Burstein se sentó en el brazo del sofá.

—¿Vio a alguien en el subsuelo?

—No, señor.

—¿Sabe usted de alguien que haya bajado al subsuelo más tarde?

—No tengo modo de saberlo. Seguramente había algunas mujeres en el lavadero y hay una entrada trasera que la gente utiliza para guardar sus bicicletas. Siempre hay alguien allí abajo, inspector.

Burstein se volvió hacia Ben, que totalmente concentrado observaba a los dos hombres como un lince, los ojos muy abiertos.

—¿Por qué estaba en el subsuelo su mujer?

—Quería depositar la ropa en una de las máquinas para tenerla lista a la mañana siguiente.
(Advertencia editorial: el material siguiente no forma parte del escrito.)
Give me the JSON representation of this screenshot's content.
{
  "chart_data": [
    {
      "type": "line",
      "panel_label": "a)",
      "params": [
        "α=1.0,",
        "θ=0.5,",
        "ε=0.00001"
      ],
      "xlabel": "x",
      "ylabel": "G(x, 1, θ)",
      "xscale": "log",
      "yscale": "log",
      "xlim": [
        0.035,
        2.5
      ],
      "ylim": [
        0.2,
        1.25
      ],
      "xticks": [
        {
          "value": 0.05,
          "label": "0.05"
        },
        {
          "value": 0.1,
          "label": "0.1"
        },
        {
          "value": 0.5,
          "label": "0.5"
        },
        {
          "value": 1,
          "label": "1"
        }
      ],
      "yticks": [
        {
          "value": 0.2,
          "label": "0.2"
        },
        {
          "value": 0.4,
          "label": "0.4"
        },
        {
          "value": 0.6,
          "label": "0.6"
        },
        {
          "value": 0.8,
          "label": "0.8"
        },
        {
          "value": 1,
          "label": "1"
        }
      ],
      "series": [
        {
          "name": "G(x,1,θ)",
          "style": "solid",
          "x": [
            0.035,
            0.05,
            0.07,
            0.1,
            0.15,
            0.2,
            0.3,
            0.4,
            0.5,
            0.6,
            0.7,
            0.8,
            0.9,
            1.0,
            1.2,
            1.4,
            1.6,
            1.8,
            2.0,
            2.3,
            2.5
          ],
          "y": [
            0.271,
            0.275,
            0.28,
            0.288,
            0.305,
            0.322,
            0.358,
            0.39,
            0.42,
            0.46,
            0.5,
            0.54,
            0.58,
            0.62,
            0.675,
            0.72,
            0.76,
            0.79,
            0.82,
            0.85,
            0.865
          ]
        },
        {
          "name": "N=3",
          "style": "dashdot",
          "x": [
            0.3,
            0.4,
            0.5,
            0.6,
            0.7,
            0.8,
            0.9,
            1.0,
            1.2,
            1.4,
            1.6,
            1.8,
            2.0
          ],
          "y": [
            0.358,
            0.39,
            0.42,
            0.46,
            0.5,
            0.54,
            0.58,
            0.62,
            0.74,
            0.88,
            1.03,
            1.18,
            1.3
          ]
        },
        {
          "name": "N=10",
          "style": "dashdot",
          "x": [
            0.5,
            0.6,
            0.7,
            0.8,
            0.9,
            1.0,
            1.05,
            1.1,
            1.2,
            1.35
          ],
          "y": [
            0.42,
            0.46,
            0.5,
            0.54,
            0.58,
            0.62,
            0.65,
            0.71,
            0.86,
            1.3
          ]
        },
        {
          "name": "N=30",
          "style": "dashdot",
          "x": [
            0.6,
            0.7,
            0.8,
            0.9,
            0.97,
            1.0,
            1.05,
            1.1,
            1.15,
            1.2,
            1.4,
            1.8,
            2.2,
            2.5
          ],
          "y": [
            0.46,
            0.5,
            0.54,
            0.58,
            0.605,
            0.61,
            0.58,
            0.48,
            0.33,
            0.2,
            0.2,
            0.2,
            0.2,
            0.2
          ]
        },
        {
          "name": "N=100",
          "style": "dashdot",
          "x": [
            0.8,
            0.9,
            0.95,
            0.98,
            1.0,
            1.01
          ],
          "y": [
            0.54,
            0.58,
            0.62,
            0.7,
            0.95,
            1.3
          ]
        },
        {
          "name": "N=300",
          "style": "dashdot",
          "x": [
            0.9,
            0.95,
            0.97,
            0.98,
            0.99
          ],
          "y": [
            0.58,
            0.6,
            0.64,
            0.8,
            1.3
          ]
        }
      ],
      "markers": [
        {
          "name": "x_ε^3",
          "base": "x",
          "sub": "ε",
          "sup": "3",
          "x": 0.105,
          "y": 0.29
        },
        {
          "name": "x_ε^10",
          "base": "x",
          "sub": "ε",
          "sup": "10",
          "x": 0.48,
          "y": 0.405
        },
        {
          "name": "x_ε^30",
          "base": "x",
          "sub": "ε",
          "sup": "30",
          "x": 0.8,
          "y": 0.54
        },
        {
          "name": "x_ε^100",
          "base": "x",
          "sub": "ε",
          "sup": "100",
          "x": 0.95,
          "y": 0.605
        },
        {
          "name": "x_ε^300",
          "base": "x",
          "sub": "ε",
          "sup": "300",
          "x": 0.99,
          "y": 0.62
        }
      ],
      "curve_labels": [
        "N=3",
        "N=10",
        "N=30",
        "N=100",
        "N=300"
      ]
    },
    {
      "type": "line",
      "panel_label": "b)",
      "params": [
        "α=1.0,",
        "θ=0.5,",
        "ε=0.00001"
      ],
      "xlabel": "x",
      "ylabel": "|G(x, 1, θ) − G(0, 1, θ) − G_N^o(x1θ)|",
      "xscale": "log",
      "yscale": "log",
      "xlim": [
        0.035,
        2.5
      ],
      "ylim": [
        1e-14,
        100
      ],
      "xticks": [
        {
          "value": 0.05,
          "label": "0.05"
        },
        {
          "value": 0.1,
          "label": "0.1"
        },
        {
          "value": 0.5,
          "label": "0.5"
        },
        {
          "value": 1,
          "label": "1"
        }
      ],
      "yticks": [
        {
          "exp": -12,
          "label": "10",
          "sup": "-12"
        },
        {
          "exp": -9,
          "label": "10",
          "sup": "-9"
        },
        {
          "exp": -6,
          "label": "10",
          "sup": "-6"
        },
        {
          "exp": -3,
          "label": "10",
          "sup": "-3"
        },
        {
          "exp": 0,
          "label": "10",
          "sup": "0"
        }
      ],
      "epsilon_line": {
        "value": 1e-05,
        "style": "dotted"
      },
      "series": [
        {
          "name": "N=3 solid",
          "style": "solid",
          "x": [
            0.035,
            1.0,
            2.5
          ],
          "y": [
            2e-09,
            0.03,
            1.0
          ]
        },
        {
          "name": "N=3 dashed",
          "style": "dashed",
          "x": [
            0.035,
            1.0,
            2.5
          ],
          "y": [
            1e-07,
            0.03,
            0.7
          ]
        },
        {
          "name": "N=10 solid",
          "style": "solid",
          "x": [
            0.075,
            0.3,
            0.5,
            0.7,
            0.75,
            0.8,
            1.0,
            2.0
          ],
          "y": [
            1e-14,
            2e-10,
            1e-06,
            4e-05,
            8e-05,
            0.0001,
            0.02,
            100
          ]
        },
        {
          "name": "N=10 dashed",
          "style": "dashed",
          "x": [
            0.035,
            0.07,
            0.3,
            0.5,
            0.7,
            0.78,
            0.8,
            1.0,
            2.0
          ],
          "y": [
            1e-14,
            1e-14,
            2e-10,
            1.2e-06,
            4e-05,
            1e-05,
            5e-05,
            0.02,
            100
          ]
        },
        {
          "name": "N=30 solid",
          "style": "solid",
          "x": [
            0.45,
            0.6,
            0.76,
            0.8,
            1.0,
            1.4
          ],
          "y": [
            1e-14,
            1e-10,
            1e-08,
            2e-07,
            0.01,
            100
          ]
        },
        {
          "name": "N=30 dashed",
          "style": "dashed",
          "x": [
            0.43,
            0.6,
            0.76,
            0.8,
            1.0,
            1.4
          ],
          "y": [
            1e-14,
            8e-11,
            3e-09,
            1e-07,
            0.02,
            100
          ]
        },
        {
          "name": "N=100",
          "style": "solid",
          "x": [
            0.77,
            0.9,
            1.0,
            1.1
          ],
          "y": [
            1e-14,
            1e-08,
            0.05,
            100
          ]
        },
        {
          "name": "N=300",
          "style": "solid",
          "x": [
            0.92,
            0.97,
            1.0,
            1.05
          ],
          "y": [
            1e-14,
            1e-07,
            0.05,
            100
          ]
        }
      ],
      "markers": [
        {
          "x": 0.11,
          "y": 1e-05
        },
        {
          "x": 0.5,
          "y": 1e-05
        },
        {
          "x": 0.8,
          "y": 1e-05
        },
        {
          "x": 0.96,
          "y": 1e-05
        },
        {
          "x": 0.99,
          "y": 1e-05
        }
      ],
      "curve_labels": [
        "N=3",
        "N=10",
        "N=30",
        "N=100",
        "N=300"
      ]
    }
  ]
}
Lo hace a menudo, como muchas otras mujeres de la casa. No es nada inusitado.

Burstein enarcó las cejas.

—¿Acaso dije yo que lo fuera? Señor Burdett, no pretendo insinuar que su esposa haya tenido algo que ver con el crimen. Nada más lejos de mi intención.

Ben hizo un gesto aprobatorio.

Con una sonrisa, Burstein volvió a dirigirse al portero.

—Señor Biroc, ¿hay gente sospechosa en el edificio? ¿Alguien cuya conducta pueda considerarse desequilibrada? ¿Algún hecho que le haya llamado la atención?

Biroc respiró hondo.

—No, no podría señalar a nadie con el dedo. Claro que… en un edificio tan grande siempre hay algún chiflado… El señor Cram, del cuarto piso, habla con su bulldog inglés. Y la señora Schwartz tiene un carácter de todos los demonios.

Sorrenson lo interrumpió.

—Vivo en este edificio desde que se inauguró y he conocido a casi toda la gente que pasó por aquí. Puedo asegurarle que ninguno de ellos sería capaz de una cosa así. ¿No le parece, Ben?

Ben asintió.

—El que hizo esto tiene que haber venido de afuera.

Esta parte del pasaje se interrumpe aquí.